Q. What was your favorite book as a child?

A. Not fair, I was a maniac reader. Um…Dr. Seuss maybe? I read everything, Nancy Drew, Hardy Boys, Happy Hollisters (anyone remember them?) Trixie Belden. I just read and read and read.

Q. You're right, it wasn't a very fair question. I probably would be hard pressed to name just one too. Good choices though, I loved Trixie Belden and Nancy Drew as well. Where is your favorite place to vacation?

A. Although we haven’t been there for years, all the years my daughters were growing up we went to a lake in Minnesota for a week. I’d say we went there fifteen to seventeen years. It’s a great vacation for a family. Swimming, eating, fishing, boating and all at the world’s slowest imaginable pace. Loved it.

Q. Any other good news you'd like to share?

A. I’ve got an exclusive contract to write books similar to Petticoat Ranch and Calico Canyon for Barbour for the next four years, starting next year there’ll be three a year.
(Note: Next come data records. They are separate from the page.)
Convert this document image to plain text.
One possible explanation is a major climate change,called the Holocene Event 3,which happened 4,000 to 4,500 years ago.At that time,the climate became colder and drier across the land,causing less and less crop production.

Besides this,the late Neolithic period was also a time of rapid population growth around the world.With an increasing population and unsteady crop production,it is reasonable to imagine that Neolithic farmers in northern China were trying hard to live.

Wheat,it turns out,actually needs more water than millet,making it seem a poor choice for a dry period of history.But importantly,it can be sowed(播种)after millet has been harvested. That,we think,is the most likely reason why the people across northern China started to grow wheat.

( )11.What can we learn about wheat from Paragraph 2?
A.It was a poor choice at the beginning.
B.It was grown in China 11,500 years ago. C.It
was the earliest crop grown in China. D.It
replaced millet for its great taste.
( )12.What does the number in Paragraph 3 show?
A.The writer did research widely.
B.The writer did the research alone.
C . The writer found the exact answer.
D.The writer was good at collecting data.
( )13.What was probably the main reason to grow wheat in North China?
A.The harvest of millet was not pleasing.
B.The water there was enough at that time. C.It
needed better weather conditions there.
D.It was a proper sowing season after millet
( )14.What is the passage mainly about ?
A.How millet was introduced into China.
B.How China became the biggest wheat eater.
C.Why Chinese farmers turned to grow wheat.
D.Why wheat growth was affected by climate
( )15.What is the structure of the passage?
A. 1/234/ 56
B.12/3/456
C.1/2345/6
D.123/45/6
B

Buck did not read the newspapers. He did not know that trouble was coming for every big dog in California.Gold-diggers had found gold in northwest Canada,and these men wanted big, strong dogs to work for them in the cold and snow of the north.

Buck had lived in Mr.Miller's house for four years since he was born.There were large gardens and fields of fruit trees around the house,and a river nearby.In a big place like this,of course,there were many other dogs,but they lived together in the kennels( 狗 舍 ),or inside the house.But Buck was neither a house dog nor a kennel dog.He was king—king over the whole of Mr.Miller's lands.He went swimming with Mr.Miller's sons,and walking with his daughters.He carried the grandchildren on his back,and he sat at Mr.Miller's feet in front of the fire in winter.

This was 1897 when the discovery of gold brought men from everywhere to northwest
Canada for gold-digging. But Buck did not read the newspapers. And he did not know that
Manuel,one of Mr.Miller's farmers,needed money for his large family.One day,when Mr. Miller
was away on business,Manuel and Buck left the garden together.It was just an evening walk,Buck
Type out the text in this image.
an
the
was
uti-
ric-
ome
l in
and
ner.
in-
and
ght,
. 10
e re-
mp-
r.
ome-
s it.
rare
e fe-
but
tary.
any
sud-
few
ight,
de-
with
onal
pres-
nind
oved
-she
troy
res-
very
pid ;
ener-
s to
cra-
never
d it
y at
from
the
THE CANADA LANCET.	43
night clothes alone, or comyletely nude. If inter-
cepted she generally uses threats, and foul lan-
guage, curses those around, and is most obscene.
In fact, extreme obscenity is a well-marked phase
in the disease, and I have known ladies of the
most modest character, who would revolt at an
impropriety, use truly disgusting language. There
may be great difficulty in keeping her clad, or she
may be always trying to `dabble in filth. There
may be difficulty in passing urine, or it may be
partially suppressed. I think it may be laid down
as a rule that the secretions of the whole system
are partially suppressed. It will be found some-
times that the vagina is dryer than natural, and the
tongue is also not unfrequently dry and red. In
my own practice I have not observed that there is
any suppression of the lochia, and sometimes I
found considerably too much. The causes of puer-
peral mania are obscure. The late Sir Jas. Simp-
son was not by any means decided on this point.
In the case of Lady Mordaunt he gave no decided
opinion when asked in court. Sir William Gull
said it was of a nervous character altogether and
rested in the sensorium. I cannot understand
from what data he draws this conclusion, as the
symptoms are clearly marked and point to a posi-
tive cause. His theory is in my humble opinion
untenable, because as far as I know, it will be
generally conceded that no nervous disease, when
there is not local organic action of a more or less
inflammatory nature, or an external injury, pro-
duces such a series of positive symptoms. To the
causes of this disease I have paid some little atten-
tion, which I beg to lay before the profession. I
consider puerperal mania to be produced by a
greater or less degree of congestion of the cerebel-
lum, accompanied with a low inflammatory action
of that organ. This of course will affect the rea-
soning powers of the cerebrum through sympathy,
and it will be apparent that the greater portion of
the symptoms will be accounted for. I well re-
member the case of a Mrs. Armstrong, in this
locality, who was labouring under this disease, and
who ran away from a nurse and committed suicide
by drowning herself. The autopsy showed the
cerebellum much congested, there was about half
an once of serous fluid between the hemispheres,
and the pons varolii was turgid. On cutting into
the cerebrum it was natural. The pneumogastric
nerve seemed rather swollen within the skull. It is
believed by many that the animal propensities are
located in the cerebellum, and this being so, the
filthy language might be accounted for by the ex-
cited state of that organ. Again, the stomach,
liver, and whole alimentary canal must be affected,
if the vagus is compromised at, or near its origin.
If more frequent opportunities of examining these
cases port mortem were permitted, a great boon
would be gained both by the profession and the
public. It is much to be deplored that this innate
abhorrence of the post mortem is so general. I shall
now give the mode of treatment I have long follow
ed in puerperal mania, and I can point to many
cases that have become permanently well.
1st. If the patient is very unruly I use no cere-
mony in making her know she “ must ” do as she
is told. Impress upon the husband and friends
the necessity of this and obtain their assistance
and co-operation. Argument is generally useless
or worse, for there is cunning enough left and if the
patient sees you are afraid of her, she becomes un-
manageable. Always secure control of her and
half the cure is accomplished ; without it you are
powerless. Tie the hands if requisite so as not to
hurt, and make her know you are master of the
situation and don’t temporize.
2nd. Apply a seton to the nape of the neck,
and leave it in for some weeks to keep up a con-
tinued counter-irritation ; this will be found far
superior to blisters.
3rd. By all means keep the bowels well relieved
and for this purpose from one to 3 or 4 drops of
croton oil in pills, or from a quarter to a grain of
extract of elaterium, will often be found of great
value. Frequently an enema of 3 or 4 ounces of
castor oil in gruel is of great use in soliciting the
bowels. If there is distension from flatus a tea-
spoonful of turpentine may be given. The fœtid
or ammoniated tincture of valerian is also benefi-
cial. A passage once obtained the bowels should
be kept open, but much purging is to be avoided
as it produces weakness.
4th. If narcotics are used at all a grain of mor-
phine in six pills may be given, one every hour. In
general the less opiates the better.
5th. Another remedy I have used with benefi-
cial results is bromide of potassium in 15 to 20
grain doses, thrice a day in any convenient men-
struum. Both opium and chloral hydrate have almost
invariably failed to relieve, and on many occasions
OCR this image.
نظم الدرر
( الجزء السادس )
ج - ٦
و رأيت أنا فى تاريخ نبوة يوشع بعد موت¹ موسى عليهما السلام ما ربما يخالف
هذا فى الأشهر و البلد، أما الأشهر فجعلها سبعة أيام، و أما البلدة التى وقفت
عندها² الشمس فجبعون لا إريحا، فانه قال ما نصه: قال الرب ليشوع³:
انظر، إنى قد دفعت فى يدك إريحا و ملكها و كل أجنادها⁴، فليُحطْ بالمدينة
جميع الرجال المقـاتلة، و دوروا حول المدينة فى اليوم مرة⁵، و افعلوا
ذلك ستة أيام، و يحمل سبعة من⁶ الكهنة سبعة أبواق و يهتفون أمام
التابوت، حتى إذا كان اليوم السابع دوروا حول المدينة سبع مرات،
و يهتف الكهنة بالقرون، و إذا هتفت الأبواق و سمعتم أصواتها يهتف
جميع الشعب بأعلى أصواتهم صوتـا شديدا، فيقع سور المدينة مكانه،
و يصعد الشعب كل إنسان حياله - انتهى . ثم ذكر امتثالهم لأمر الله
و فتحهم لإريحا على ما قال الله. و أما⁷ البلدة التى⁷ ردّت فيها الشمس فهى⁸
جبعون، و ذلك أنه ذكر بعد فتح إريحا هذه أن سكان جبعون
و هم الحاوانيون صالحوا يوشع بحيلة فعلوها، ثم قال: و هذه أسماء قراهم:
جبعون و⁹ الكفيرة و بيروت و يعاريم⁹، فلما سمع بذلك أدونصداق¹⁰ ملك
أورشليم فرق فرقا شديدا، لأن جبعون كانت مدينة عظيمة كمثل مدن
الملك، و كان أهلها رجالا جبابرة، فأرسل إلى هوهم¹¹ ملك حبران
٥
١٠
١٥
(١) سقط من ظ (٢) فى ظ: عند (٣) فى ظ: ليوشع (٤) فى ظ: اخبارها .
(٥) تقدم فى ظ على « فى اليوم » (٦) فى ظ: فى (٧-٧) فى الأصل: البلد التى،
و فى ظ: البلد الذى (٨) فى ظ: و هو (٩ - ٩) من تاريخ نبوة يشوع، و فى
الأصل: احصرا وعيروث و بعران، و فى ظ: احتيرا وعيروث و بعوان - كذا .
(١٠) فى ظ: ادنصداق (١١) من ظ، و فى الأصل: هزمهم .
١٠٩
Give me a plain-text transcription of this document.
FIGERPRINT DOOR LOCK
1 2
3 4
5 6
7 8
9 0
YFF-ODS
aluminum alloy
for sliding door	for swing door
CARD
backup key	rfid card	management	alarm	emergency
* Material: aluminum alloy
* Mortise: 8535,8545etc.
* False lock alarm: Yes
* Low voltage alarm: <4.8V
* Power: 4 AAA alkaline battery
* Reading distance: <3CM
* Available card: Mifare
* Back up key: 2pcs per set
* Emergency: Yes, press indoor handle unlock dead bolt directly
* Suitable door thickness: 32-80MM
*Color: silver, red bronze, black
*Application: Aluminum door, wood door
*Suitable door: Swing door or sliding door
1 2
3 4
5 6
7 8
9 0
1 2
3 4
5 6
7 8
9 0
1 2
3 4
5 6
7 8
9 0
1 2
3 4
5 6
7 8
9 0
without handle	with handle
Eleven books in all. Plus I’m writing these cozy mysteries, a three book series, and I’m writing a three book Heartsong series set around a Buffalo Ranch in the Black Hills in South Dakota, those will be out later this year.

So altogether, eighteen books, plus some are being repackaged, like the cozy mysteries, and sold outside the book clubs, so Barbour is being wonderful to me and I’m thrilled.

Thanks for having me visit.

Wow, Mary I'm exhausted and amazed just hearing about your schedule. Congratulations on the latest contracts and your great success. I look forward to reading many more of your books.


In honor of Mary's visit, one winner will be selected to recieve a free copy of Calico Canyon. Leave a comment on today's post and leave your email address. The contest is only open to US and Canadian residents and closes on August 15, 2008.



Vickie McDonough said...

I loved Mary's first book and am looking forward to reading Calico Canyon.

A bumblebee billboard? That's a truly unique way to get a story idea. :)

Gail said...

Can't wait to read it!!! Thanks for the interesting interview. Loved hearing how you based the books on your family. Please enter me.

bookwurm70 [at] yahoo [dot] com

Anonymous said...

I have been reading a lot about Calico Canyon on these blogs, and I so want to read it! Please enter me in the drawing.

Deborah Piccurelli

Anonymous said...

My goodness! What a busy writing schedule!!! I read Calico Canyon this week, so please DON'T enter me. Just want to say that it was as enjoyable as Petticoach Ranch. As an avid bookstore reader (Borders is my second home), I usually stifle my responses...but I couldn't help but laugh out loud with the antics of the boys (and Sophie's girls)and both Grace's and Daniel's consternation and confusion with each other.

Great interview, April and Mary!


windycindy said...

I would really appreciate being entered in your drawing for "Calico Canyon!" Thanks very much, Cindi

Pamela J said...

What a gift to write, to come up with a book 'series' being inspired by a billboard that said, “World’s largest Bumblebee!! How fun can THAT be??

This book sounds GREAT. With capturing the little savage boy actions AND the adventures such as an avalanche.

It is great to read a book written to entertain as well as glean the spiritual message, all being able to laugh at the same time.

Please enter me in your contest. Thanks.